The rust-analyzer plugin for VSCode provides you with a helpful little ▶ Run button above every test or main() function that lets you execute your code right out of the editor. Unfortunately though, this won't work out of the box in embedded projects, since rust-analyzer will invoke cargo run when you click on ▶ Run, and cargo itself does not know how to flash and run applications on embedded targets.

However, Rust-Analyzer does seamlessly integrate with probe-run, a custom cargo runner for embedded development: Since probe-run is a cargo runner and not a cargo subcommand, all we have to do is modify our settings to use probe-run instead whenever cargo run is called. After that, we can use the ▶ Run button like we would in a native project.

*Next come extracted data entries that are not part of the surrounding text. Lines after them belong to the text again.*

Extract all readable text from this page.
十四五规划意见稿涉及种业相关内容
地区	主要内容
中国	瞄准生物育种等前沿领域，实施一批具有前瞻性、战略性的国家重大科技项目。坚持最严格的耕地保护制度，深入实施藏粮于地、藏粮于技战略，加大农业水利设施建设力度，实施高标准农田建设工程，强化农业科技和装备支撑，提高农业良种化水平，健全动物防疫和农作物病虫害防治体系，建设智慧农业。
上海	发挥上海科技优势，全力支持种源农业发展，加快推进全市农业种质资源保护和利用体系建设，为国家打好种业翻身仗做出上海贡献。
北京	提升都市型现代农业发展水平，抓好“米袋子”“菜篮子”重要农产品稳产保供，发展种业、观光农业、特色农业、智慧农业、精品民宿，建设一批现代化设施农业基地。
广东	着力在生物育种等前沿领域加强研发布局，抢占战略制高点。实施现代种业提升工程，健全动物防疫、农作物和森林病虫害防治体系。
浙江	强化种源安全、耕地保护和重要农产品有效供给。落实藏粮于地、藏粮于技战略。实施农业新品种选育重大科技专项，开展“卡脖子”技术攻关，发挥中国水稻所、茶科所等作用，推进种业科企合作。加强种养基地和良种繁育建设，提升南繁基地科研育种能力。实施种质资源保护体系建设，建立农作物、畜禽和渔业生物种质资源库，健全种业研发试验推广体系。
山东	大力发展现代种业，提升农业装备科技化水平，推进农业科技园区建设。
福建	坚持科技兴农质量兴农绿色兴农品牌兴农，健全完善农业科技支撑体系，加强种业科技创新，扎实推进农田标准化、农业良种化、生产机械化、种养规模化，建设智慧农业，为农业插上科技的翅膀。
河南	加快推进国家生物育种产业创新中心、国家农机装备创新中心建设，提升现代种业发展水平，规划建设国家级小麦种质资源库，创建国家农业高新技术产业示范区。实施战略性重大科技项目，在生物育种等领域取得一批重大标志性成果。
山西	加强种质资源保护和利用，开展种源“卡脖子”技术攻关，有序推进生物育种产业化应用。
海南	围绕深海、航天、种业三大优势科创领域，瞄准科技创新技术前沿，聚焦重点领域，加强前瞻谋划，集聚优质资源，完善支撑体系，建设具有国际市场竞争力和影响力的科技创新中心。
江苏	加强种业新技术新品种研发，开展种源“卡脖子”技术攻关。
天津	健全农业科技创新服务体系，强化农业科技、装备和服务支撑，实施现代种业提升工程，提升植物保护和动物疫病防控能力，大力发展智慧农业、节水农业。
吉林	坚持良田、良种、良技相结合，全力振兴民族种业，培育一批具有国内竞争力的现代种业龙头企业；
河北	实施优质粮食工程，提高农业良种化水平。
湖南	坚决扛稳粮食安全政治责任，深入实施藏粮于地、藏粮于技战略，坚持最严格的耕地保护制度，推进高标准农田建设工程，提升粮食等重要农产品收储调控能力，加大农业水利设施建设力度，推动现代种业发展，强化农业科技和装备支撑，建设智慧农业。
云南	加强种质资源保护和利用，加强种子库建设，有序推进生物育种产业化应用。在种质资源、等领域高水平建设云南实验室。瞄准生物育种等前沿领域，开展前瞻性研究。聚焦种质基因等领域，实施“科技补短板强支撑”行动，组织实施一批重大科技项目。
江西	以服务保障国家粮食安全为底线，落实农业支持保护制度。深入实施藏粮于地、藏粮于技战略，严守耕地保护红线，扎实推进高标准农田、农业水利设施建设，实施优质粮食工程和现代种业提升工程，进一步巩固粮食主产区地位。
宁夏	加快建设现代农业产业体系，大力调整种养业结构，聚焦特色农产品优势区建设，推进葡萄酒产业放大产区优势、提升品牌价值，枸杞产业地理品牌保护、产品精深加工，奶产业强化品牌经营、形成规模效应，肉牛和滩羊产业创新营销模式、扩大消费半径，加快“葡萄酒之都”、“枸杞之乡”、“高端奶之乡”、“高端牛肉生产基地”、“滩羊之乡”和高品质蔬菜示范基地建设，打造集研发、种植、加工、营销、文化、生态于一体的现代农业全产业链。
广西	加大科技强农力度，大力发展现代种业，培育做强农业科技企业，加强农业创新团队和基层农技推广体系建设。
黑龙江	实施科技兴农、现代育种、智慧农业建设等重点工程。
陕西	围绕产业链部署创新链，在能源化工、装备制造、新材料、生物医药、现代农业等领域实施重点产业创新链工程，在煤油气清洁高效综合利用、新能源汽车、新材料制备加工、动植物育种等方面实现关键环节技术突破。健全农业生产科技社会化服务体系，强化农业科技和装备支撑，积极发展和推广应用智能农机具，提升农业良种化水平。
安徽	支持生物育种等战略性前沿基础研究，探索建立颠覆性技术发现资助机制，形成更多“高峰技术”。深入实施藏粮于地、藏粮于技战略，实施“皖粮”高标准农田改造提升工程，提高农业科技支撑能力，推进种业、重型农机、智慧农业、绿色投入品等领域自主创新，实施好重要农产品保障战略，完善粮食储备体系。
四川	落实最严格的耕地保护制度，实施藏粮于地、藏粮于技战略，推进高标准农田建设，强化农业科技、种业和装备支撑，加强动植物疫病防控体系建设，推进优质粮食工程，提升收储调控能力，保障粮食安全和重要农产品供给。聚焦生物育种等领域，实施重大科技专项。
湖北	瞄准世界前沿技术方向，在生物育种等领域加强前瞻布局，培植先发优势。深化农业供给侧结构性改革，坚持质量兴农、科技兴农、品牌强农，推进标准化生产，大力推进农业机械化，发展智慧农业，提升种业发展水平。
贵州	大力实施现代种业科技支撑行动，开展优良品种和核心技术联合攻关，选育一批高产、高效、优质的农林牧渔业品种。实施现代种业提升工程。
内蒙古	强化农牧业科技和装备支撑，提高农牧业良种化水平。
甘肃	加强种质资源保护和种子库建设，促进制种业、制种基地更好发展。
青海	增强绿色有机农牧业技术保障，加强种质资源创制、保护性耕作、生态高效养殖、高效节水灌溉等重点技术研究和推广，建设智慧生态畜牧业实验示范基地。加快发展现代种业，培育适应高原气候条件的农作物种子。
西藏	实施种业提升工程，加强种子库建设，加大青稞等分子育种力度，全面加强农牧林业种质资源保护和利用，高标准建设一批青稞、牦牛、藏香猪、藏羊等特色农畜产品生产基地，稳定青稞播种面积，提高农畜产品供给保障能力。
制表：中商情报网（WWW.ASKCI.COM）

To show how to set this up, let's configure a project based on cortex-m-quickstart, namely our beginner embedded training code examples.

First, make sure you've installed Rust-Analyzer and probe-run:

$ cargo install probe-run

Then, we need to find out if our chip is supported. This also tells us which variant name to use in our configuration later.

$ probe-run --list-chips
(..)
        STM32F107VB
        STM32F107VC
nrf52 series
    Variants:
        nRF52810_xxAA
        nRF52811_xxAA
        nRF52832_xxAA
        nRF52832_xxAB
        nRF52840_xxAA
nrf51 series
(..)

Since we want to build our examples for the nRF52840 Development Kit, our variant of choice is nRF52840_xxAA.

Now, in the .cargo/config or .cargo/config.toml file of our project, we can set probe-run as the default runner to be used when running executables built for our board.

[target.thumbv7em-none-eabi]
runner = "probe-run --chip nRF52840_xxAA"
#         ^^^^^^^^^        ^^^^^^^^^^^^^

[build]
target = "thumbv7em-none-eabi" # = ARM Cortex-M4

And that's it! Now you can use the Run button as usual.